Hacker Read top | best | new | newcomments | leaders | about | bookmarklet login

Yes! Like 'data' - it's singular ffs, so say 'the data in this paper shows' not 'the data show'. Looking at you TWiV!!

Maybe if it still makes sense semantically to replace 'data' with 'data points', then the plural is ok. However mostly we are talking about a 'wodge' of data, with discussion, caveats, etc, more than a simple list of 'datums'.



view as:

I'm pretty prescriptivist when it comes to grammar, but I also think that "data" should be referred to in the way you describe, and for those reasons. When people say "data" they generally mean "dataset", which is unambiguously singular. It just doesn't make sense to say "dataset" when "data" will do.

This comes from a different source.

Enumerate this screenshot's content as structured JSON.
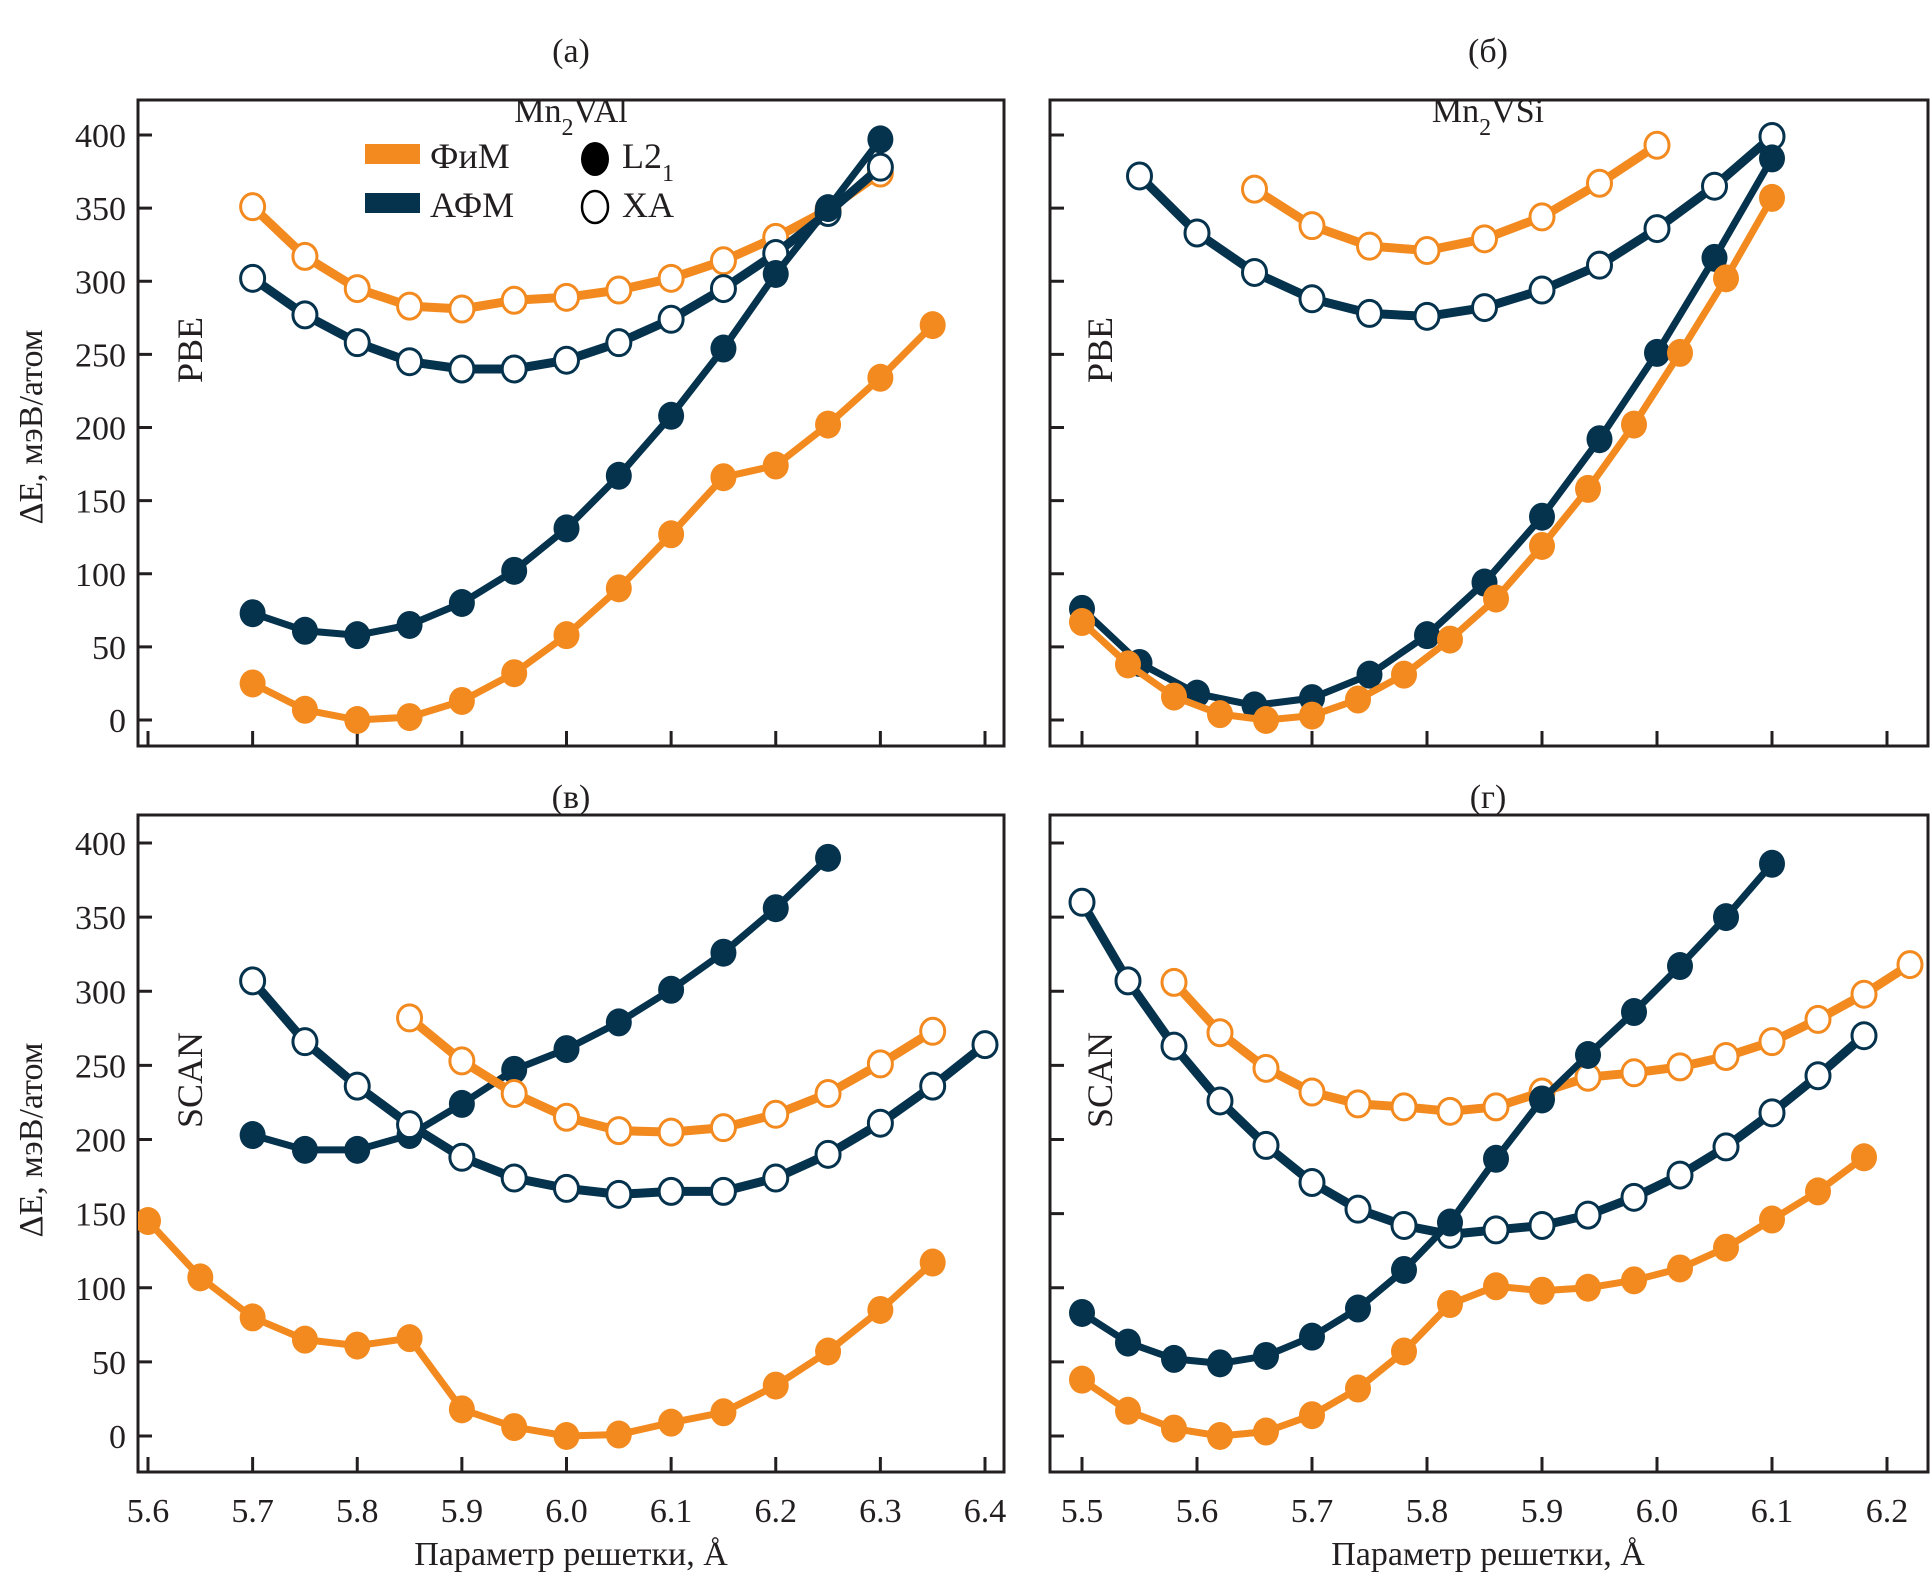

I would argue that prescriptivism in English still refers solely to English. The idea that since data is plural in Latin, it must also be plural in English doesn't follow for me. Plenty of words change plurality when being taken into another language, e.g.

* Laos is plural in French but singular in English.

* Cherise is singular in French, but was rebracketed as a plural in English (and then transformed to cherry as the singular).


Wow, super interesting. Apparently that is called "back-formation", and applies to other words like "caper", "pea", and "burgle" (from "burglar"). [1]

1: https://en.wikipedia.org/wiki/Back-formation


"Data" as a grammatic plural seems to be more common in UK english than US.

I think the way to properly pluralize it is by adding a unit, the same way we'd do with words like "information" (bits of information), "work" (Joules of work), or other meta/physical quantities (rays of sunshine, pangs of heartache, etc.).


What gives you the idea that data is singular? And then what is datum?

Ya, what is a datum? Is that like a piece of data?

I've heard that data is actually supposed to be plural, but that "correct" usage is so far outside of my experience that it just seems weird and confusing.

The one I actually find annoying though is when people use "an" before a word that starts with a (pronounced) h, like "an historic building". It's like, dude, I know you're trying to seem all smart and superior and it isn't working. (Of course, if they said it with a french accent and a silent h that would make more sense.)


> The one I actually find annoying though is when people use "an" before a word that starts with a (pronounced) h, like "an historic building". It's like, dude, I know you're trying to seem all smart and superior and it isn't working. (Of course, if they said it with a french accent and a silent h that would make more sense.)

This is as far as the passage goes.